Non è un segreto che da quando Internet ha fatto la sua
comparsa nei computer di tutto il mondo, alcuni tra i primi contenuti che hanno
cominciato ad essere condivisi sul web siano stati di natura pornografica.

Progressivamente,
poi, quelle che inizialmente erano solo immagini statiche, con l’aumento della
velocità di connessione e l’avanzare della tecnologie, sono diventate veri e
propri video e film, che hanno rapidamente spodestato il mercato classico dell’industria
pornografica a base di VHS e DVD.

Oggi la pornografia su Internet è accessibile con pochi
clic, ovunque e in qualsiasi momento, rendendo così continuamente disponibile
del materiale che fino a pochi anni fa non poteva essere reperito con la stessa
facilità, e tantomeno nei decenni precedenti.

Questa disponibilità totale di immagini sessualmente
esplicite, che rappresentano spesso un’idea del sesso innaturale e distorta, ha
fatto sì che nel corso degli ultimi anni siano diverse le persone che si sono
dichiarate dipendenti dalla pornografia online, spesso con un correlato
disinteresse per la sessualità non virtuale.

Il DSM (Diagnostic and Statistic Manual), ovvero il più
famoso manuale medico sulle patologie conosciute, pubblicato dalla American
Psychiatric Association (APA), osserva che la pornografia può essere
“problematica” per alcune persone, ma la dipendenza da pornografia non è
ancora stata unanimemente accettata dalla comunità scientifica come una
malattia vera e propria.

Nel 2013 è stato pubblicato uno studio in cui alcuni
ricercatori hanno analizzato le risposte cerebrali di 52 persone, tra cui 13
donne, che avevano riferito di aver avuto problemi con il loro consumo di pornografia.
I ricercatori hanno studiato in particolare una risposta del cervello nota come
P300, che di solito aumenta quando le persone hanno modo di visualizzare
immagini relative a una loro dipendenza, per esempio la droga.

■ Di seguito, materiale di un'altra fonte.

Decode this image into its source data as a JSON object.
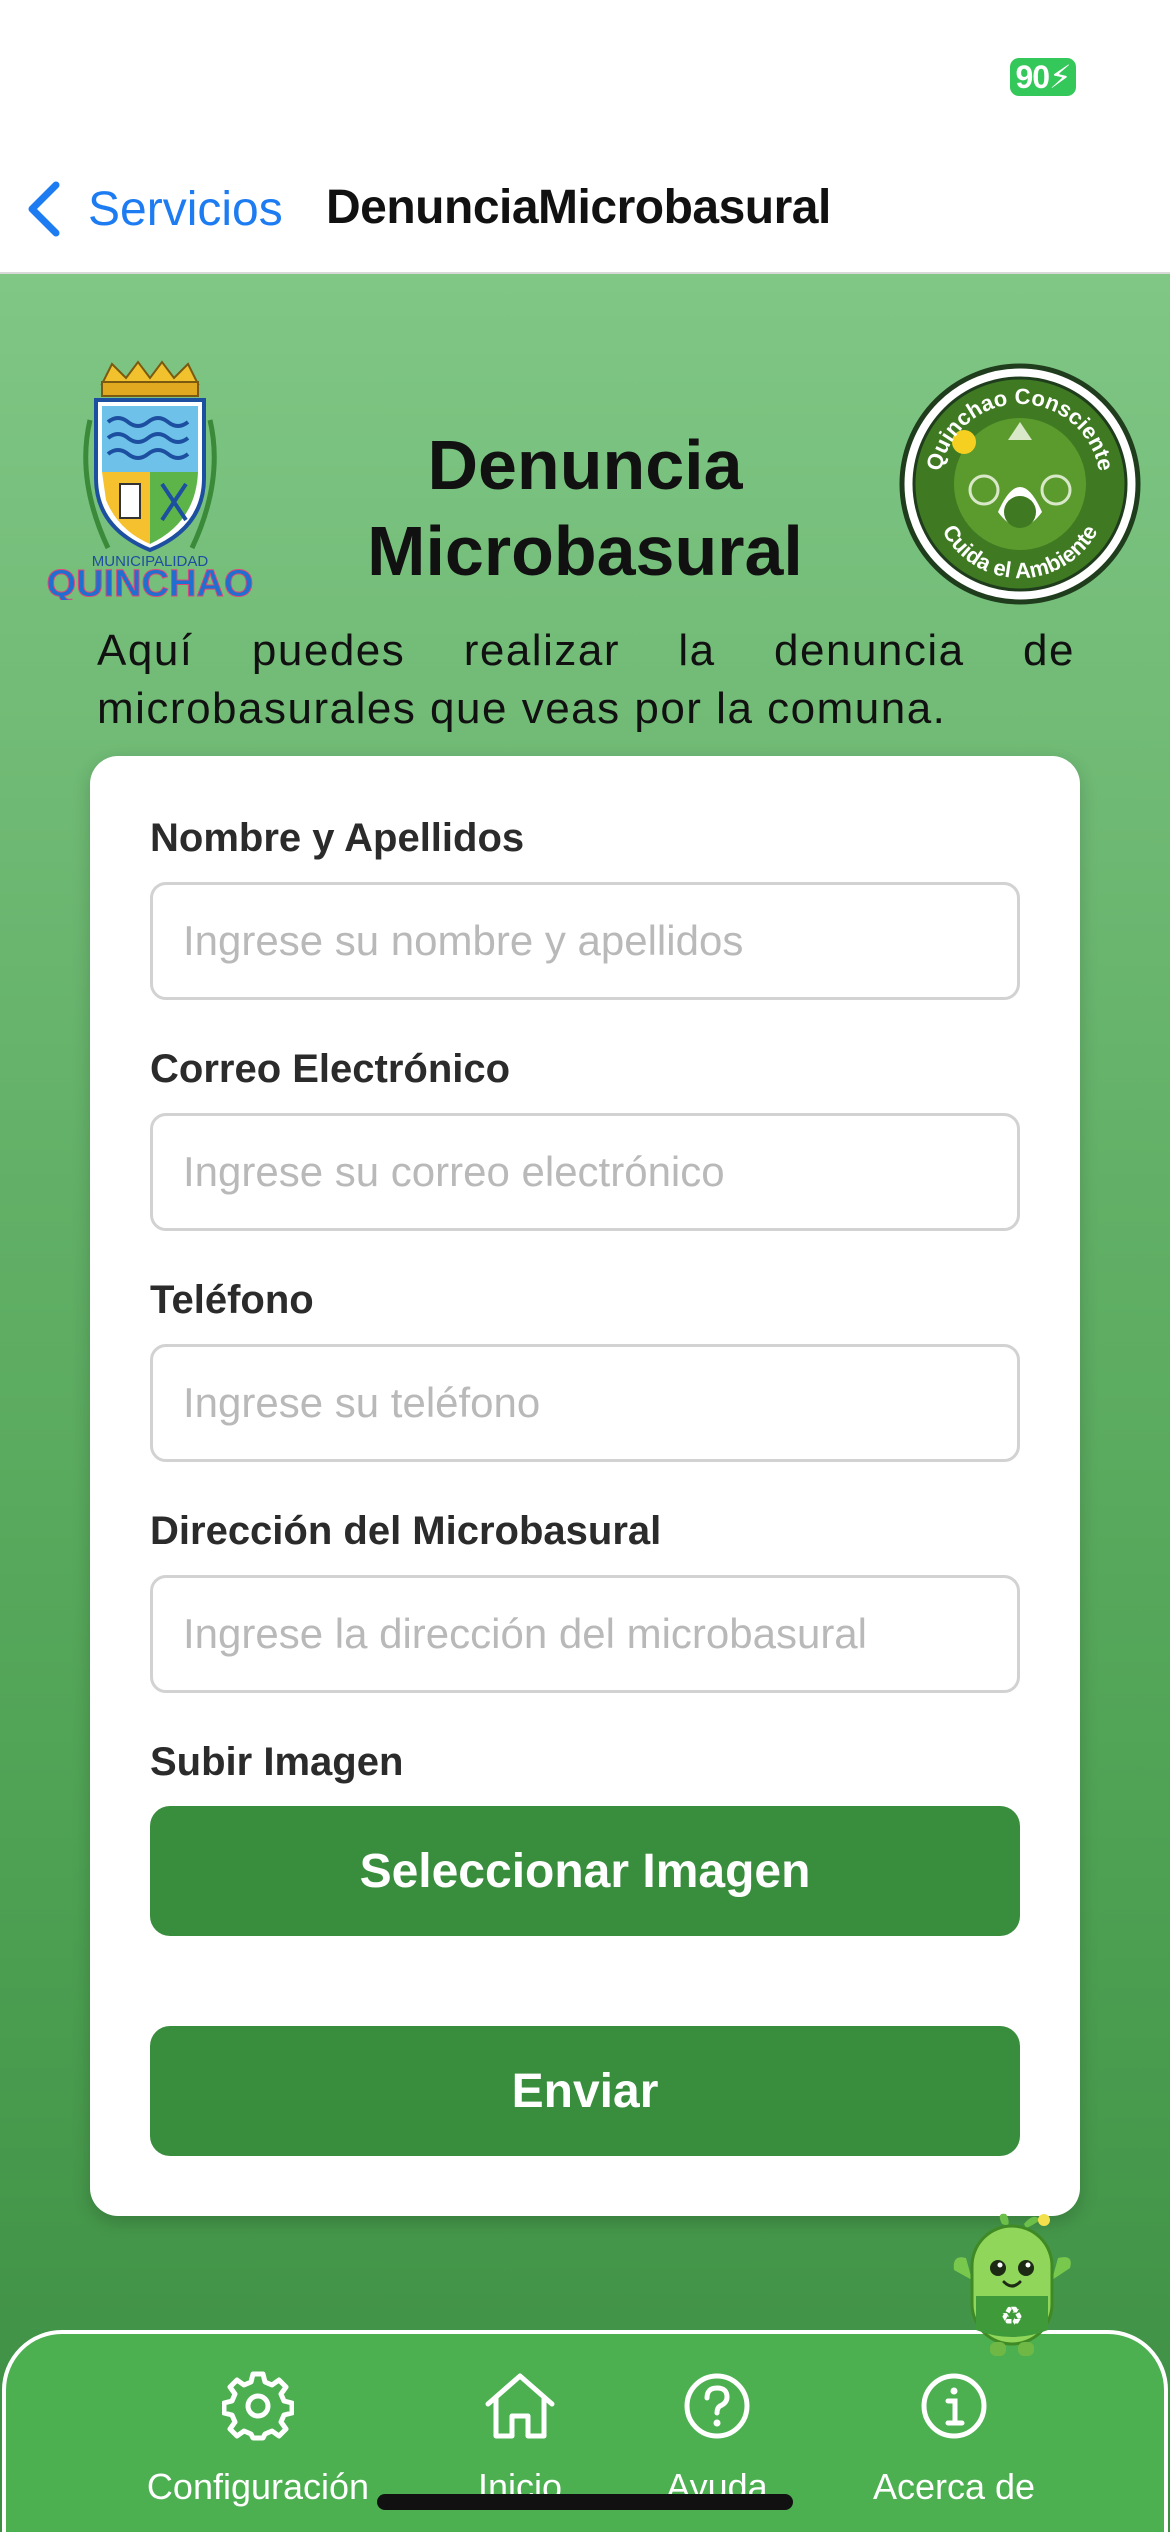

I ricercatori si aspettavano di vedere un P300 superiore negli
individui che avevano riportato una maggiore difficoltà a controllare il loro
consumo di porno, ma non è stato questo il caso. I ricercatori hanno quindi concluso
che non si trattasse di vera e propria “dipendenza”, quanto di “compulsione”.

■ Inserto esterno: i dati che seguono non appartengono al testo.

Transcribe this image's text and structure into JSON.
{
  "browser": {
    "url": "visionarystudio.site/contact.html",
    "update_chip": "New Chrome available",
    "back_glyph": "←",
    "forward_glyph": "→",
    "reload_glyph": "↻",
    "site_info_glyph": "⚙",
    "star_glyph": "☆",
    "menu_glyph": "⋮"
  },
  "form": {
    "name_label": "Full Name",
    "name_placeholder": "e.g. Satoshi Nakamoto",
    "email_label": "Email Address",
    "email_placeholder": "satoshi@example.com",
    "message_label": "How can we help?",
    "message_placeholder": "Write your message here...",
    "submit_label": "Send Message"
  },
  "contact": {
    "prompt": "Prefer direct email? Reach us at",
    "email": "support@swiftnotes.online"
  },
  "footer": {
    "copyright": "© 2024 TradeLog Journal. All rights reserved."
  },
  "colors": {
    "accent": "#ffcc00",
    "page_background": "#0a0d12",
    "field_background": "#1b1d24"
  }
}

Nonostante questo studio, il problema è evidentemente
presente, se è vero che su Amazon le parole chiave pornography addiction (“dipendenza da pornografia”) offrono più di
1.400 libri e manuali dedicati all’argomento.

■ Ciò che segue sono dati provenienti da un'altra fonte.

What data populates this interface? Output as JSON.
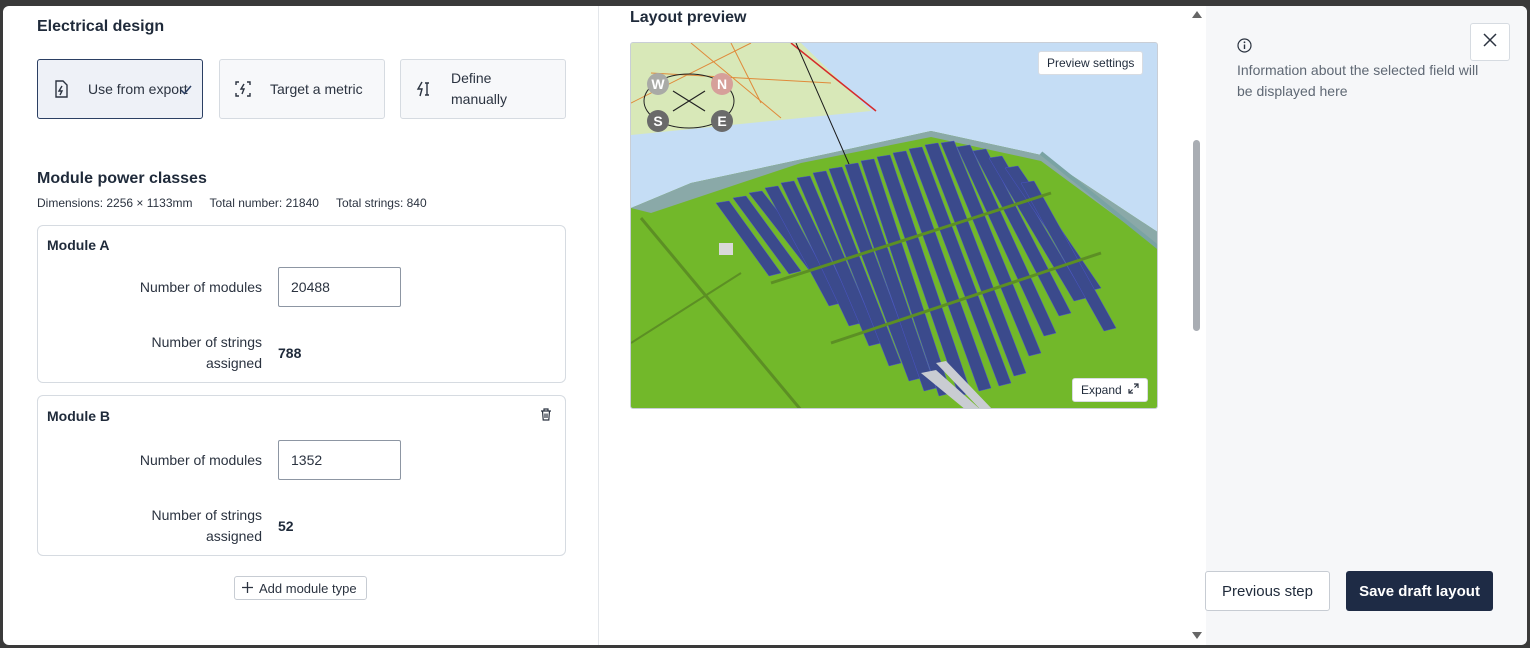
{
  "electrical": {
    "title": "Electrical design",
    "options": [
      {
        "label": "Use from export",
        "icon": "document-bolt-icon",
        "selected": true
      },
      {
        "label": "Target a metric",
        "icon": "target-bolt-icon",
        "selected": false
      },
      {
        "label": "Define manually",
        "icon": "bolt-cursor-icon",
        "selected": false
      }
    ]
  },
  "module_classes": {
    "title": "Module power classes",
    "dimensions": "Dimensions: 2256 × 1133mm",
    "total_number": "Total number: 21840",
    "total_strings": "Total strings: 840",
    "modules": [
      {
        "name": "Module A",
        "num_label": "Number of modules",
        "num_value": "20488",
        "strings_label": "Number of strings assigned",
        "strings_value": "788"
      },
      {
        "name": "Module B",
        "num_label": "Number of modules",
        "num_value": "1352",
        "strings_label": "Number of strings assigned",
        "strings_value": "52"
      }
    ],
    "add_label": "Add module type"
  },
  "preview": {
    "title": "Layout preview",
    "settings_label": "Preview settings",
    "expand_label": "Expand",
    "compass": {
      "w": "W",
      "n": "N",
      "s": "S",
      "e": "E"
    }
  },
  "side_panel": {
    "info": "Information about the selected field will be displayed here"
  },
  "footer": {
    "previous_label": "Previous step",
    "save_label": "Save draft layout"
  },
  "colors": {
    "primary": "#1e2b45",
    "selected_border": "#2b3f63",
    "grass": "#72b82a",
    "sky": "#c5ddf5",
    "panel_blue": "#3b4a8c"
  }
}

C’è anche nella comunità scientifica chi pensa che la
visione di una grande quantità di pornografia possa generare “una maggiore
tendenza alla violenza sessuale”.

Neil Malamuth, professore alla
University of California di Los Angeles, ha condotto ampie ricerche sulla
pornografia, e ritiene che questo dato sia veritiero solo per un genere
specifico di uomini, paragonandola all’alcool: “Se mi chiedessero ‘l’alcol
è buono o cattivo?’, la risposta sarebbe: dipende. Per alcune persone fa
davvero male – persone le cui vite sono state rovinate dal consumo di alcol.
Per altre persone non ha effetti, o può aiutare a liberarsi dallo stress e a rendere
la loro vita sessuale più interessante”.

Malamuth ha condotto una ricerca in cui si dimostra che, tra
gli uomini già a rischio di rendersi protagonisti di aggressioni sessuali,
guardare pornografia è un fattore di rischio aggiuntivo. “Il porno è più un
fattore di rischio secondario. Una volta che si hanno già questi altri fattori
di rischio, l’esposizione alla pornografia potrà attivare le caratteristiche che
la persona già ha, e rendere più probabile la loro espressione attraverso un’aggressione
sessuale”, ha dichiarato il professore.

La buona notizia è che, per coloro che non sono già a
rischio, secondo Malamuth il porno non creerà tendenze violente o sessiste.